Makers and takers are essential to the cryptocurrency market, playing crucial roles in generating liquidity and maintaining the seamless operation of trading platforms. Makers submit buy and sell orders that appear in the order book but are not executed immediately. For example, a limit order to sell 1 BTC at $50,000 is a typical maker order. These orders provide liquidity, allowing other traders to execute instant BTC buy or sell trades when a match occurs.

Traders who execute immediate buy or sell transactions are known as takers. In turn, takers fill the orders placed by makers. Leading cryptocurrency exchanges typically incentivize makers to provide liquidity by offering lower transaction fees. Your fee rate depends on your role—maker or taker. Makers with higher trading volumes pay lower fees than takers.
When you submit an order that executes immediately without entering the order book, you act as a taker. This applies whether your order is filled partially or in full. Takers drive active trading by executing transactions instantly at current market prices.
Because market orders never enter the order book, takers always place these orders. These transactions remove volume from the order book, classifying them as taker trades.

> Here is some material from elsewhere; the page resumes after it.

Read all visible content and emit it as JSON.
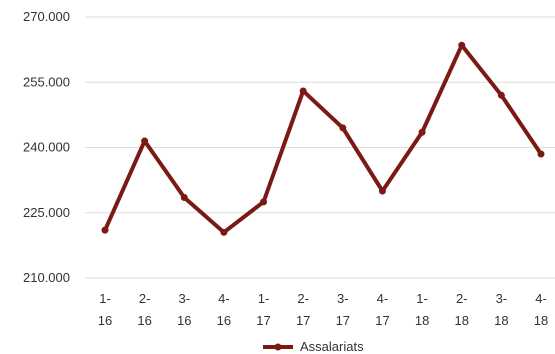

Immediate-or-cancel (IOC) and fill-or-kill (FOK) limit orders, available via API, are also considered taker trades for the same reason.
When you place an order that partially or fully enters the order book, such as a limit order, any resulting trades are classified as maker trades. Makers serve a vital function by supplying liquidity to the market for other traders.
These orders increase the order book volume and enhance market liquidity. As a result, any trades involving these orders are identified as maker trades. The activity of makers keeps the market dynamic and accessible for all participants.
The primary distinction between makers and takers is how they interact with the order book. Makers add new orders, creating liquidity. Takers accept existing orders, removing volume from the book. This difference is reflected in most platforms’ fee structures—makers typically receive reduced fees as an incentive for providing liquidity.
A maker submits a new order to the order book (limit order), while a taker executes an existing order (market order). Makers add liquidity and typically enjoy reduced fees. Takers remove liquidity and pay standard fees.
Makers usually pay lower fees, while takers pay higher rates. Precise fee amounts depend on the platform and trading volumes. Typically, makers pay 0.1–0.2%, and takers pay 0.2–0.4%.
Select the maker strategy if you want lower fees and can wait for order execution. The taker strategy is better for immediate execution at the current price, though it comes with higher fees. For simplicity, beginners are advised to use the taker strategy.
Order creators supply liquidity to the market at lower fees, while order consumers use liquidity at higher fees. Creators help stabilize the spread, and consumers facilitate trade execution. A balanced ratio ensures healthy market liquidity.
Maker fees are lower because they add liquidity to the market, while taker fees are higher since they consume liquidity. The fee rate depends on the user’s 30-day trading volume.